The past fall has been all about soups for me. Somehow, I seem to have come into my own, inventing soups without looking at a cookbook and finding that I'm finally experienced enough that I can usually predict how something will taste by the ingredients I feel like putting in.
This soup is a good example, a riff on another squash soup that I made this season. I had found two of the prettiest little butternut squashes at a local market where they were also selling d'Anjou pears. The combination just sounded right to me, so I bought both.
After halving, de-seeding and roasting the butternuts in a 350 degree oven for about half an hour, I sautéed half a large onion in a combination of butter and bacon drippings, about a tablespoon of each, then added oregano from my pot garden until the aroma of onion and fresh oregano threatened to send me into ecstasy.
Added chicken stock, the flesh from the butternuts and three peeled and cored pears - and simmered until everything was soft and giving up its flavor, about 20 minutes.

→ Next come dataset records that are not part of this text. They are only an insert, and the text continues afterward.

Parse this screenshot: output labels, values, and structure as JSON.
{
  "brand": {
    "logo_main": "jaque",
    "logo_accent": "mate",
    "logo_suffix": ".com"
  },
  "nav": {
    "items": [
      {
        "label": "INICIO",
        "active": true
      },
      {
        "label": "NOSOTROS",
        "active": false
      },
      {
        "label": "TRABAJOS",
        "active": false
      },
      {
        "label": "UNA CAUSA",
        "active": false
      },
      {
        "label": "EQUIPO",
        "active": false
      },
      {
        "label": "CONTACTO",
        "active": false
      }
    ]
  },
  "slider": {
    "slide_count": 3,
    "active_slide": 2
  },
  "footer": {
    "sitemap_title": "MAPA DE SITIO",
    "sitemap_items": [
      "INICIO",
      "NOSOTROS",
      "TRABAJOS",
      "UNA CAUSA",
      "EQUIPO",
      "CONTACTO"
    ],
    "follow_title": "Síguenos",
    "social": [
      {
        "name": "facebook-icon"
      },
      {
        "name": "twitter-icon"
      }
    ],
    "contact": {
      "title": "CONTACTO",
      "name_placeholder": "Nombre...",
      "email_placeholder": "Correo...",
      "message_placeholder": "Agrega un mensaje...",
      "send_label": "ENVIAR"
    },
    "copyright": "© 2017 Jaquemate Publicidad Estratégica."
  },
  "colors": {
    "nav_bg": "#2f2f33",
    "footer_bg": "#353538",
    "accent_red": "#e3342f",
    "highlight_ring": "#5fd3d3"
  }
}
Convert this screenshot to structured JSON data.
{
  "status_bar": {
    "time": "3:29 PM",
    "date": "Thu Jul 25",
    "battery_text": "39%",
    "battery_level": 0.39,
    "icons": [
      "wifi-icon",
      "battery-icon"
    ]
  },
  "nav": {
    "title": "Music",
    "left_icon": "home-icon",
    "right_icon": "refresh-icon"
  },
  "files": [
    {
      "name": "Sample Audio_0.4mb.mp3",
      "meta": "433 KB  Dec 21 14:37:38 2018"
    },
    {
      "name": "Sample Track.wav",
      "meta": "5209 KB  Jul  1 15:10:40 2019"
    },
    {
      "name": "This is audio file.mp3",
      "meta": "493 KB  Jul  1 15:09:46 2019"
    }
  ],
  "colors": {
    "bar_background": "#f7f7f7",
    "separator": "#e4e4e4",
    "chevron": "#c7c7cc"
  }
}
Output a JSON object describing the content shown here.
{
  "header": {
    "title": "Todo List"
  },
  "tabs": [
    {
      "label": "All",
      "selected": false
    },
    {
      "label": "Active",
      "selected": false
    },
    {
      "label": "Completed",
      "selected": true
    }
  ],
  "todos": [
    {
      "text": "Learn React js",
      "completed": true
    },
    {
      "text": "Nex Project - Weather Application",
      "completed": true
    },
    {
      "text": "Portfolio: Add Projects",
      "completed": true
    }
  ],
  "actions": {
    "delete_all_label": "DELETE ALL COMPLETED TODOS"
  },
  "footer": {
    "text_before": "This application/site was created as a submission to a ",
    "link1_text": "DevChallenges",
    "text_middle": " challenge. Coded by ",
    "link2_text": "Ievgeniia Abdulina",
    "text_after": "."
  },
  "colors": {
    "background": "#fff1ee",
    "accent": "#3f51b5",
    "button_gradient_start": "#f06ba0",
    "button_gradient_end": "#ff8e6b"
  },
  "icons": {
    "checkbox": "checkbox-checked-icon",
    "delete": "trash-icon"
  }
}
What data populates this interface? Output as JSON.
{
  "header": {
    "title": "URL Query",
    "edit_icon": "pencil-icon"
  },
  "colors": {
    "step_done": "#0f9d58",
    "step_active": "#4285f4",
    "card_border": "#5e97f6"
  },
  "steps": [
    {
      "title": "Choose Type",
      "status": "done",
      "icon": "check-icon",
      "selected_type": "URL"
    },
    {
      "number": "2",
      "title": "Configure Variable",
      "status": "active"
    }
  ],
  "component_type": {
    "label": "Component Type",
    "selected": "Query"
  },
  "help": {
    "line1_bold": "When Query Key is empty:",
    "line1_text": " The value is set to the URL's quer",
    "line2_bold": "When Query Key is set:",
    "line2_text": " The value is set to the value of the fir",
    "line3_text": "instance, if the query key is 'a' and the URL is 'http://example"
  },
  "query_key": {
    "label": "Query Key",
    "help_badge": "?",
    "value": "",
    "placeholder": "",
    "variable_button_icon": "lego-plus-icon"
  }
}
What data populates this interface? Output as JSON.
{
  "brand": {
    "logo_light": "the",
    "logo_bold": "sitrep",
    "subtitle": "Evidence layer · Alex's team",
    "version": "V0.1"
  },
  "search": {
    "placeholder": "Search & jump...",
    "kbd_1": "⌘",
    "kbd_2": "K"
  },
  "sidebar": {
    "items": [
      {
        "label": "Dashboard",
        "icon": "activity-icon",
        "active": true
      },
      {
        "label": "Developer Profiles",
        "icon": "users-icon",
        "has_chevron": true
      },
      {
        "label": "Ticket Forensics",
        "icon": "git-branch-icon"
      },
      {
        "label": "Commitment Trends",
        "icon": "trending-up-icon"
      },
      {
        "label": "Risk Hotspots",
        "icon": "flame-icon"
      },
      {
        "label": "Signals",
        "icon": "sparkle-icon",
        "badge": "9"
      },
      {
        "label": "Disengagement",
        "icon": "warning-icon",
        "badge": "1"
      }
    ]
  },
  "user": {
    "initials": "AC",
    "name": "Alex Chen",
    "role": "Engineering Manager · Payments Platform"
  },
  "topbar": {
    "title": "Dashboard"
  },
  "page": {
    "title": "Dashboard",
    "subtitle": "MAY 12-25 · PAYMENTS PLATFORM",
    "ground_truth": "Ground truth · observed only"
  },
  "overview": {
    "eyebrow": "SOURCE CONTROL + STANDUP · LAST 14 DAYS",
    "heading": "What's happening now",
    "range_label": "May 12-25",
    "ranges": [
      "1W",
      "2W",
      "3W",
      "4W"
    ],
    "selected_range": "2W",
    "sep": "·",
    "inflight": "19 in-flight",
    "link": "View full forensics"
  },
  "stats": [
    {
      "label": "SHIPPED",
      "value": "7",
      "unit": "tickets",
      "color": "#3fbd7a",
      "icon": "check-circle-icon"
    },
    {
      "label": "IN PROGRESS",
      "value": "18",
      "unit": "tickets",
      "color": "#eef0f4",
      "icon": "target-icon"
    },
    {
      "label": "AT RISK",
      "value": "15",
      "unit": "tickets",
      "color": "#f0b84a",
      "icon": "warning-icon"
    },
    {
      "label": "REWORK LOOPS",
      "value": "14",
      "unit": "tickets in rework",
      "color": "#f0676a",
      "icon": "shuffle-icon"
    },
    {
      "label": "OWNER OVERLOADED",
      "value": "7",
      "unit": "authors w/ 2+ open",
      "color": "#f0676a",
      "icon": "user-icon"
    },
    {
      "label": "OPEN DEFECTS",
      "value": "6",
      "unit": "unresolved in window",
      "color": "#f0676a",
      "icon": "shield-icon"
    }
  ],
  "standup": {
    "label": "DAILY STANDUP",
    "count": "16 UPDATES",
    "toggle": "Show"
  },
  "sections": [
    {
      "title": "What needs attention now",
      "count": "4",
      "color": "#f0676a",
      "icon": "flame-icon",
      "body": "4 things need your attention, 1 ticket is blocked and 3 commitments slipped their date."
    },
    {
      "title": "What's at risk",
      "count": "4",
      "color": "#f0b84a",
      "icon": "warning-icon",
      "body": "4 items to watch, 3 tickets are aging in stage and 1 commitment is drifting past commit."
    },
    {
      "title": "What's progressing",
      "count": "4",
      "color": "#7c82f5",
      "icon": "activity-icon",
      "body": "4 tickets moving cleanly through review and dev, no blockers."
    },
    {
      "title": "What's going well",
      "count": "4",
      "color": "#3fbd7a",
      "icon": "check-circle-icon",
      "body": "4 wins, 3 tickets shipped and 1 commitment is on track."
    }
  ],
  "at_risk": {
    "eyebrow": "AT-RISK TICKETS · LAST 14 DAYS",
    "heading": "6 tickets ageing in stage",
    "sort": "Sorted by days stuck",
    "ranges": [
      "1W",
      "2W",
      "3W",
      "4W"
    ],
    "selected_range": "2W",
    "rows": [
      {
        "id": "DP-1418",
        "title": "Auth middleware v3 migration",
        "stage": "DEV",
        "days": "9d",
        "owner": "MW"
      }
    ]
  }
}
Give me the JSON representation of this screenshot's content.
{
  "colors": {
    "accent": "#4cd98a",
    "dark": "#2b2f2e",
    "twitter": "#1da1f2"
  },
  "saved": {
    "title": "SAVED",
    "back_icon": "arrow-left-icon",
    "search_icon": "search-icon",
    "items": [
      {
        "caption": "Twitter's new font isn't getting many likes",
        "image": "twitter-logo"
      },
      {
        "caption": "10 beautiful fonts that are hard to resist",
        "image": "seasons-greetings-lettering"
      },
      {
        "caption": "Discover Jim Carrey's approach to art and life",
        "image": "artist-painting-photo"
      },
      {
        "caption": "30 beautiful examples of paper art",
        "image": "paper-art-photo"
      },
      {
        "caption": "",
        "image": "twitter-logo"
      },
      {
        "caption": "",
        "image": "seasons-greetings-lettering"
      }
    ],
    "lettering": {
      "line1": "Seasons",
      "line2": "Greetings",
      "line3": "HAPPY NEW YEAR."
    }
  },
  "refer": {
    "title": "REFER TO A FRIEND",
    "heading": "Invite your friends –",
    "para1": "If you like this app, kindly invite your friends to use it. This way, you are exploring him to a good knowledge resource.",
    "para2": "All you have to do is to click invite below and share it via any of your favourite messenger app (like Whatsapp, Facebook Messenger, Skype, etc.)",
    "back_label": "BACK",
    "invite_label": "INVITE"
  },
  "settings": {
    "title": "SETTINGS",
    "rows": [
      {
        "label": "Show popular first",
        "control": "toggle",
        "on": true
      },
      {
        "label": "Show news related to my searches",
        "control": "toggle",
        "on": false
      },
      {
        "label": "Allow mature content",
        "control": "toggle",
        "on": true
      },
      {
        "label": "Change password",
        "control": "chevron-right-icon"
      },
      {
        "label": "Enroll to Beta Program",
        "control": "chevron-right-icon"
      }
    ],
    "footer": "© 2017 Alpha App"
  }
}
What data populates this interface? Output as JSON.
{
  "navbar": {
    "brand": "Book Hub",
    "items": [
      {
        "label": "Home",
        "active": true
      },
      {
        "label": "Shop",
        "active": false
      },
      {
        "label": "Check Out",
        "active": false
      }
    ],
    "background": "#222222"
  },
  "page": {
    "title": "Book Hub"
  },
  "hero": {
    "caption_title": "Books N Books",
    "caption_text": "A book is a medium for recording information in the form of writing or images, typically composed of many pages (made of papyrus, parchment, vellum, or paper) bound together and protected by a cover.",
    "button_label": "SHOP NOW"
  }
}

Puréed in the blender, topped with a dollop of creme fraîche and a sprig of the oregano, it made a lovely first course for our New Year's Eve dinner.
Kabocha vs. butternut. Thyme vs. oregano. These small changes make for quite different soups, even though all the ingredients are from similar plant families. The kabocha-pear-thyme soup was herbal and sustaining - it tasted downright healthy. The butternut-pear-oregano soup was nearly sweet and very mellow, seeming indulgent and luxurious.
Both were just what I imagined they would taste like when I started making the soups. There's something very satisfying and liberating about feeling free to throw into the pot whatever I feel might taste good together and being pretty sure it will be a hit.